Posted: 11/25/2021 15:02:21 PM
Modified: 11/25/2021 15:02:05
Modern humans have only evolved from their primate ancestors in the past hundreds of thousands of years. The first forest ecosystems with real trees emerged hundreds of millions of years ago and managed themselves. The idea that humans must “manage” nature as “resources” within an industrial economic system is only a few hundred years old.
Some now argue that all of nature should be “managed” in this way, despite the mass extinction and climate disruption caused by such management. In response to the dire consequences of this mining system, prominent Harvard biologist EO Wilson argued that we must leave half the earth untouched, to manage itself.
In a May article in “Frontiers in Forests and Global Change,” Robert Leverett and his co-authors note that the world’s forests “store carbon and reduce annual increases in atmospheric carbon dioxide by about 30%”, and if they are not disturbed, forest recovery could almost close the entire carbon loss gap “between [human caused] emission and absorption rate.
The Massachusetts Fish and Game Department’s “management” of land focuses on extracting resources from the natural environment, whether they are game, fish or wood products. Because of this narrow focus, the ministry appears unable to respond to climate change with the necessary focus on natural carbon capture and storage that the climate emergency requires.
The Department’s Fisheries and Wildlife Division (DFW) repeatedly praises the fact that more carbon is stored each year on the land it manages than is harvested. But justifying extractive management in this way is far from being an adequate response to the climate crisis we are facing today.
We need to drastically reduce logging on public lands. Unused forests store more carbon and harbor more biodiversity than any logging regime. In addition, as climate change already underway will increase the rate of natural disturbance, human disturbance is expected to decrease accordingly. Unfortunately, DFW fails to seriously account for carbon from its logging projects, such as the gigantic clearcuts and biomass burning associated with clearcuts at Muddy Brook in Hardwick, and Wildlife Management Areas. Herman Covey and Birch Hill, to name a few. See this detailed document for photos and information: maforests.org/DFW.pdf/.
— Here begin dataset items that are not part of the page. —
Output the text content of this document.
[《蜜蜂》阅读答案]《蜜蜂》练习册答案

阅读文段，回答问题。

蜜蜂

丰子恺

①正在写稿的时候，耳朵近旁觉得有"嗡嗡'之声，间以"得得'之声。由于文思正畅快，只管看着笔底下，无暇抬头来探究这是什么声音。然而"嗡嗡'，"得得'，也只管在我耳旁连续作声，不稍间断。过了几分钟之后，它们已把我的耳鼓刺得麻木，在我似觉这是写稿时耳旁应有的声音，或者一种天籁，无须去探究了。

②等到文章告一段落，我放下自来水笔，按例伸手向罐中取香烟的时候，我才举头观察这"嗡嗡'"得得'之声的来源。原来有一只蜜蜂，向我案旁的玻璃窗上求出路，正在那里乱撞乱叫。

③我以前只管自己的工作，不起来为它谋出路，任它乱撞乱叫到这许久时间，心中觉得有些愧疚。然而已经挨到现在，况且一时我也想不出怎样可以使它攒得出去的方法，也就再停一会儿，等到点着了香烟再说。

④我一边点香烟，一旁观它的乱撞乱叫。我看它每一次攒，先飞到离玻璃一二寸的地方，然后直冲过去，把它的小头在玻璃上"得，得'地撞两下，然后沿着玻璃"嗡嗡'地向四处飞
Such management by logging releases most of the carbon in tens of thousands of acres of forested land into the atmosphere. The agency also plans to eventually cut 86% of all DFW forests in turn to create “young forest habitat,” meaning that much of their more than 200,000 acres of managed land will store much less. of carbon only if it were allowed to continue to grow.
DFW provided $ 307,631 in 2019 (the most recent data available) in the form of grants to private landowners, much of it for commercial logging projects aimed at creating young forest habitats (stumps and brush ). This continued destruction of old growth forests prevents them from becoming old growth forests, which now make up less than 0.05% of our state’s forests. Old-growth forests with very large trees are extremely rich in carbon and biodiversity, and ensuring their increase should be a conservation priority.
Logging transforms areas of living forest actively accumulating carbon into net sources of carbon dioxide for years as the remaining biomass decomposes, and it takes decades to replenish the carbon stores removed in the process. . Harvesting, transporting and manufacturing forest products also comes with carbon emissions that must be taken into account, and only a tiny fraction of the products produced last for long periods of time.
Left alone, our forests can continue to accumulate carbon for centuries, and we cannot afford to waste this short-term earning capacity in the face of an increasingly severe climate emergency.
The Baker administration has proposed that 50% of the state’s carbon emission reduction targets be met by purchasing carbon offsets from other states, rather than maximizing forest carbon accumulation here.
Governments or companies buy these credits in order to continue to emit carbon dioxide into the atmosphere. Renowned forest ecologist Charles Canham notes that existing carbon credit markets offer “no real offsets for greenhouse gas emissions” and that “market failures are structural and profound, and may be irremediable.” Canham’s analysis can be found here: caryinstitute.org/news-insights/feature/rethinking-forest-carbon-offsets/.
The future is ours. Please ask your state officials to support these Forest Preservation Bills: H.912, Forest Protection Act and H.1002, Enhanced Protection of Wildlife Management Areas Act.
Bart Bouricius, a member of the Wendell Forest Alliance, lived in Amherst for 25 years before moving to Montague.